Various lenders charge different interest rates and fees for their services, making it possible for a little variation in interest rates to seriously affect the amount of money you pay back or the amount of debt you enter. Resulting in you either getting a fair or a bad deal.
While sending out several credit applications might be detrimental to your credit score, you can get around without causing any harm. For instance, if you make multiple applications within 14-45 days, they count as one application.
So take advantage of this to acquire the cheapest mortgage interest rate offer. One very good mortgage lender is Sofi. Sofi mortgages offer some of the best rates, even requiring down payments as low as 3%.
In addition, make sure you ask enough questions from any lender you’re considering. It is critical that you clearly know what you are consenting to.
Waiting for your Down Payment to be Large Enough
Making a large down payment is good because it reduces your debt or the amount you need to pay back. For example, a 70% down payment will only require you to request a loan of 30%. It also translates to reduced monthly payments and lowered interest payments.
However, when you start stalling on your purchase because you’re trying to save up a larger down payment than you need – you may end up paying more for your home than you originally intended.
That’s because in the time you may have waited to save more money, the price of your dream home may have skyrocketed due to inflation.
For context, S&P CoreLogic Case-Shiller US National Home Price Index reported that home prices grew 18.8% in 2021, the largest increase in over 30 years, even far higher than the 10.4% growth in 2020.
The lesson that should be drawn from this report is that you shouldn’t stall your purchase if you have the means.
Further, your goal is to make sure that your down payment permits you to receive monthly mortgage payments within your budget.
Leaving out the overall cost of ownership
Avoid purchasing a home that will be too heavy on your finances or a home you simply cannot afford.
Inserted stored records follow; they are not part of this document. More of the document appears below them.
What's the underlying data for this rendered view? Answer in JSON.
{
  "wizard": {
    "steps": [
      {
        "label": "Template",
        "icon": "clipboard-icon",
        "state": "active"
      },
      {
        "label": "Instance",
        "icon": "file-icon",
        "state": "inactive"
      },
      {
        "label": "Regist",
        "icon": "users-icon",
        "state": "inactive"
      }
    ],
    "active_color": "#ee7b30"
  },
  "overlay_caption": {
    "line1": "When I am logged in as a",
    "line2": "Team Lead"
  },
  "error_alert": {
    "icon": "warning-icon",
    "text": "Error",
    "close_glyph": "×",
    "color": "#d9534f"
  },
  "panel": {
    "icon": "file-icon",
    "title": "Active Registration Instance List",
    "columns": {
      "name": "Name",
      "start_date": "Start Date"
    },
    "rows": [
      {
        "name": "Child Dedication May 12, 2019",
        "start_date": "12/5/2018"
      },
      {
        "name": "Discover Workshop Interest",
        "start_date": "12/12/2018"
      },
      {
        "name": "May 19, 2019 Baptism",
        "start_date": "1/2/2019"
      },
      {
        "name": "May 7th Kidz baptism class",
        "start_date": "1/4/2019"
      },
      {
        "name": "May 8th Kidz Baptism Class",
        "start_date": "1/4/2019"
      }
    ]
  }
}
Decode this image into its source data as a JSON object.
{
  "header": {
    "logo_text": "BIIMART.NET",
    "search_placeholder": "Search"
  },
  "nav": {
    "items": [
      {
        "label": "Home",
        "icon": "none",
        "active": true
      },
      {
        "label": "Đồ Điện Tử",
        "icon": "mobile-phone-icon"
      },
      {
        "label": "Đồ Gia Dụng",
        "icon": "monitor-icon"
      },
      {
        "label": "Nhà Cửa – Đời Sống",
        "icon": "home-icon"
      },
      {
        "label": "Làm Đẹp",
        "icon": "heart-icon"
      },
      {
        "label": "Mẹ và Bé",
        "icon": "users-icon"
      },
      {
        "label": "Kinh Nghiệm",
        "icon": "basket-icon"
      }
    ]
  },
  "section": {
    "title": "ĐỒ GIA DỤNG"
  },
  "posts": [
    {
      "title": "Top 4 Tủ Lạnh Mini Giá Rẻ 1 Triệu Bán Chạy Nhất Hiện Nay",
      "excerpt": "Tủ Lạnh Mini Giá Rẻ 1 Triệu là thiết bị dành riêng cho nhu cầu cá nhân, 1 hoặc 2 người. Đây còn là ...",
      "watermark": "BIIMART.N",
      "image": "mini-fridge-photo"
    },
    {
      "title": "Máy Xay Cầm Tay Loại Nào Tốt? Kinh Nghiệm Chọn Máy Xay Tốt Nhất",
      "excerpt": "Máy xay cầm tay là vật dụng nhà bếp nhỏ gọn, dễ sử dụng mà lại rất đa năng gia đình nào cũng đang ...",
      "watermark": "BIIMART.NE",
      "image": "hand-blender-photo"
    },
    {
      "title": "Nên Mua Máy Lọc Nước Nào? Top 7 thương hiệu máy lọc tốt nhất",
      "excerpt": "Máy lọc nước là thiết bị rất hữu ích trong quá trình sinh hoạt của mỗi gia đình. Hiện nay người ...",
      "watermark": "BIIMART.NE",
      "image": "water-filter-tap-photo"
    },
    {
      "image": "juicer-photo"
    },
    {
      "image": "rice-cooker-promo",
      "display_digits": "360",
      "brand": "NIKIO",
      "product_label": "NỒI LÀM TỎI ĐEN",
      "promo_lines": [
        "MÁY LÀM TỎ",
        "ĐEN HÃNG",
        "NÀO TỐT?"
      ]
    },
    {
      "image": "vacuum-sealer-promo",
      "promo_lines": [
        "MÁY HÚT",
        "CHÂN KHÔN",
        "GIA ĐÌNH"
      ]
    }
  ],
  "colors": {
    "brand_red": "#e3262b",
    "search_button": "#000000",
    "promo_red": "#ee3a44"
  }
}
Being able to afford a home goes beyond having just the down payment. It also requires you to budget for the extra expenses that come with owning a property.
An example of these extra expenses is the closing cost of the house. The closing costs include mortgage taxes, title insurance, recording fees, and lender application fees, to name a few.
Another expense you need to anticipate is maintenance fees. Owning a home also requires you to be able to afford the upkeep of your property.
The mortgage taxes, lender application fees, attorney’s fees, title insurance, appraisal fees, recording fees, etc.
While homeownership is probably more achievable than you realize, you would not want to find yourself in a financial bind because you only budgeted for a down payment and a mortgage.